Welche Vorteile würde eine Änderung der Rechtsprechung mit sich bringen?

Eine gefestigte Rechtsprechung ist berechenbar, vorhersehbar und sie hat deshalb viele Vorteile, aber auch den Nachteil, dass die Rechtsprechung den alten höchstrichterlichen Leitsatzentscheidungen auch noch dann folgt, wenn sich die Welt inzwischen verändert hat. Allerdings ist die Änderung der Rechtsprechung kein Selbstzweck und die Jurisprudenz würde sich ihrer normativen Kraft rauben, wenn sie die Änderung der Rechtsprechung zum Selbstzweck erklärt. Eine Neujustierung der Rechtsprechung sollte daher nur ausnahmsweise und beim Vorliegen von Gründen vollzogen werden.

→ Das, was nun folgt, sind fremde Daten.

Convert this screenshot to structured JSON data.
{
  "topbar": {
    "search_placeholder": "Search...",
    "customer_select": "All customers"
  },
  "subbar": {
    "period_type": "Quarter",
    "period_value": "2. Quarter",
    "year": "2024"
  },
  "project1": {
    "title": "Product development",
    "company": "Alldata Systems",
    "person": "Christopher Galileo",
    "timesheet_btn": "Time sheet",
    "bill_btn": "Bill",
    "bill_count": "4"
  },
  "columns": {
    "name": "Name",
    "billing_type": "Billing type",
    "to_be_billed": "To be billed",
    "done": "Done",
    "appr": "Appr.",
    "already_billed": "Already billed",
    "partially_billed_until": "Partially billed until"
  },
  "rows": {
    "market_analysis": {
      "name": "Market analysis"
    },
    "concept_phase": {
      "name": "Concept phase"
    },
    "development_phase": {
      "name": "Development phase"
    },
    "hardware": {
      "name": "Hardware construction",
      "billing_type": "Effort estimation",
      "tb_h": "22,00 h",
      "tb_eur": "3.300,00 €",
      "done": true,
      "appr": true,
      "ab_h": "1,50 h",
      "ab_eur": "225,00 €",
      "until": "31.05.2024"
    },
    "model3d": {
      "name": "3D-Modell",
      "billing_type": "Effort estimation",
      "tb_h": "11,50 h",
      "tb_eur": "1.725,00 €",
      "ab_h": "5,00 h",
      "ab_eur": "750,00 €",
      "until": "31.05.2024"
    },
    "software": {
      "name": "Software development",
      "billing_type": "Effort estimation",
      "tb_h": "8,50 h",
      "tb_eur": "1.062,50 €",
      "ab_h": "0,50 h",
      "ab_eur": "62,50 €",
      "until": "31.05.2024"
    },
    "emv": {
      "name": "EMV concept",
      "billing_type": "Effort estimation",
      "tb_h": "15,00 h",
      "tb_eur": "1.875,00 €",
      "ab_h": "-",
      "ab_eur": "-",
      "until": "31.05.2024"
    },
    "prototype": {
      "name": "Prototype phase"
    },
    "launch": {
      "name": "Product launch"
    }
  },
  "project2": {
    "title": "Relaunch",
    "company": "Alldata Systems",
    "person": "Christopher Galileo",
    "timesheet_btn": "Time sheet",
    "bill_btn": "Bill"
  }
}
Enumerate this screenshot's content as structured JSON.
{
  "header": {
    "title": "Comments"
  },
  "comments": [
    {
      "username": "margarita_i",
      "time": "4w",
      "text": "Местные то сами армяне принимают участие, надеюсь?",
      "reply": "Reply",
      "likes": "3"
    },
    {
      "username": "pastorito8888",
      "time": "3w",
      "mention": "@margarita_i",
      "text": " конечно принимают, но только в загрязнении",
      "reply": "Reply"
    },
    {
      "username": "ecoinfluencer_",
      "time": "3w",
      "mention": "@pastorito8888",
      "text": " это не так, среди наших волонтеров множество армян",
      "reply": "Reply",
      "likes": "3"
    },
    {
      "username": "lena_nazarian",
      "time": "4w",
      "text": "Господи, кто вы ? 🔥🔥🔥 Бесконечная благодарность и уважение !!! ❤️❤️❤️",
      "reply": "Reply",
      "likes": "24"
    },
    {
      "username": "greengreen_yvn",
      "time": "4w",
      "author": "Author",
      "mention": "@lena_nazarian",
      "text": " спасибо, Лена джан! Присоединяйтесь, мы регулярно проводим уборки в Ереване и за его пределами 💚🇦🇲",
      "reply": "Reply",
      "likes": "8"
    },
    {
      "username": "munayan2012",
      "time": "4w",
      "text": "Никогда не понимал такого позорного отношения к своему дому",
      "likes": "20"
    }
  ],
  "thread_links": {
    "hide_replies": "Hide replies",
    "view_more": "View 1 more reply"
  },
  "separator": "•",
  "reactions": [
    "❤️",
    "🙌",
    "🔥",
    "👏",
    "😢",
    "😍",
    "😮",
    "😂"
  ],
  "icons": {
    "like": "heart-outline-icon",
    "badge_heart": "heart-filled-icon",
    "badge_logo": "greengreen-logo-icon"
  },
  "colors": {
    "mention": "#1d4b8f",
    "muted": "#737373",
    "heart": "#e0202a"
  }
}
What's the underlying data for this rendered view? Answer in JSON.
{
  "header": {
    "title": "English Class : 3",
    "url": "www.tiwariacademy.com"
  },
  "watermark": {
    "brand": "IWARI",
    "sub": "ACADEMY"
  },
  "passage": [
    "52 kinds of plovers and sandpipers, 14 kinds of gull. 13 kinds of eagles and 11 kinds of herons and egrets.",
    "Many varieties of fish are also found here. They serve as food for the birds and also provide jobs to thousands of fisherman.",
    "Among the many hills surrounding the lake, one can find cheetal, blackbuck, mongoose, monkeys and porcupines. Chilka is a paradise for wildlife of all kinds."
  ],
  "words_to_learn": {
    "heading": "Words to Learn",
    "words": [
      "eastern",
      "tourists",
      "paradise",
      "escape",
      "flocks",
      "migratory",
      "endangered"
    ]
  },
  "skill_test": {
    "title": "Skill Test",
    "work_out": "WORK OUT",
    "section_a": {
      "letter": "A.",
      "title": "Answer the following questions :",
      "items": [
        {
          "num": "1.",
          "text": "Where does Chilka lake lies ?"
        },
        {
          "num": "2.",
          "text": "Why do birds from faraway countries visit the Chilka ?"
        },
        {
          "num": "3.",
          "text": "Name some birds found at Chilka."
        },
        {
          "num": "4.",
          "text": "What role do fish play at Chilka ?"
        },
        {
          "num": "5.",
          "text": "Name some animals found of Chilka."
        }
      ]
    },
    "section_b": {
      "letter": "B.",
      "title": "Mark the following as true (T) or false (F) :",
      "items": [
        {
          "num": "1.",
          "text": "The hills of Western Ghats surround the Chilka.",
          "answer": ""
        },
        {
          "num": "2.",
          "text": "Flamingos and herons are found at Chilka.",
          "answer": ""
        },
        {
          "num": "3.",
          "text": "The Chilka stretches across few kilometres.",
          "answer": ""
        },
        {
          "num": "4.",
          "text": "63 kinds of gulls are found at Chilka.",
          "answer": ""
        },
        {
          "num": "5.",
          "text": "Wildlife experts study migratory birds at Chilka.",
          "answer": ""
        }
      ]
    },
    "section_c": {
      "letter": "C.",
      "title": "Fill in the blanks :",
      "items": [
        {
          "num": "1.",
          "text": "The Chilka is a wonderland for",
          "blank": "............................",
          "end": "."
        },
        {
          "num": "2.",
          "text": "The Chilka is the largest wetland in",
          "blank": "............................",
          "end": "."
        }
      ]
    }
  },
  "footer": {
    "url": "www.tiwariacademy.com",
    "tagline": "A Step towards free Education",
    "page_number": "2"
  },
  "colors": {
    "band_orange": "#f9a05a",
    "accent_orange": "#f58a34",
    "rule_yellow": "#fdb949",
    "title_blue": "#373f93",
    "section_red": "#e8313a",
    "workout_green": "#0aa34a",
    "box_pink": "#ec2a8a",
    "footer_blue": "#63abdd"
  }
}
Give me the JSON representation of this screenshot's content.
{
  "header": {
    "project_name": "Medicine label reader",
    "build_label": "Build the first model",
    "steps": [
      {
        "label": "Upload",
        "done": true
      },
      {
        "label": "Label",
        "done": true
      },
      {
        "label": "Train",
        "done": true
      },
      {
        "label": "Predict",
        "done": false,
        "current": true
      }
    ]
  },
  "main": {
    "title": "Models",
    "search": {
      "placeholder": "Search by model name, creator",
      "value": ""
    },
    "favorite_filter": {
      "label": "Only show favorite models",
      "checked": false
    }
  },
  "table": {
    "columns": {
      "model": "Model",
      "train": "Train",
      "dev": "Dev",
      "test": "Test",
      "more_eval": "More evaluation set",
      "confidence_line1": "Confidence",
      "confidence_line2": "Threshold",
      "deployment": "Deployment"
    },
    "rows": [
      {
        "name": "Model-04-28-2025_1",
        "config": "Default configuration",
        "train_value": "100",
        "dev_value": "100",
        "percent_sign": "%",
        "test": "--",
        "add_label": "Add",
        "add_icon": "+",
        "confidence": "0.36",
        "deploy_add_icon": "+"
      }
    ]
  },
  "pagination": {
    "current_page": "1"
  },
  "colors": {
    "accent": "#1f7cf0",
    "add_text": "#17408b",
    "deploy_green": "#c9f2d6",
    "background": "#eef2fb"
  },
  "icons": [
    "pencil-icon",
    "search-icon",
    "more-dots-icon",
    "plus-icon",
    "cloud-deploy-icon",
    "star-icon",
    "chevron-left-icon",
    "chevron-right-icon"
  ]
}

Die Berechnung der Vorfälligkeitsentschädigung nach der Aktiv-Aktiv-Methode könnte eine solche Ausnahme darstellen. Der Gesetzgeber geht bei der Vorfälligkeitsentschädigung davon aus, dass ein Schaden im Sinne des § 249 BGB ersetzt werden soll. In diesem Sinne ist die Höhe der Vorfälligkeitsentschädigung nun einmal gesetzlich begrenzt. Derjenige, der seinen Kredit vorzeitig ablöst, soll nur den Zustand ersetzen, der bestehen würde, wenn der zum Ersatz verpflichtende Umstand nicht eingetreten wäre; wenn also der Kredit vertragsgemäß bedient worden wäre. Mit dem Aufkommen der Finanzkrise verschlechterte sich die Zinssituation auf dem relevanten Markt für Hypothekenpfandbriefe dramatisch. Schon nach 2014 lag der relevante Zinssatz bei 0,1 %. Da ist es weitgehend unrealistisch, anzunehmen, dass eine Bank das rückgeführte Kapital auf einen solchen Markt anlegen würde, wenn sie es nicht muss. In vielen Fällen ist die Berechnung der Vorfälligkeitsentschädigung nach der „Aktiv-Aktiv-Methode“ heute realistischer.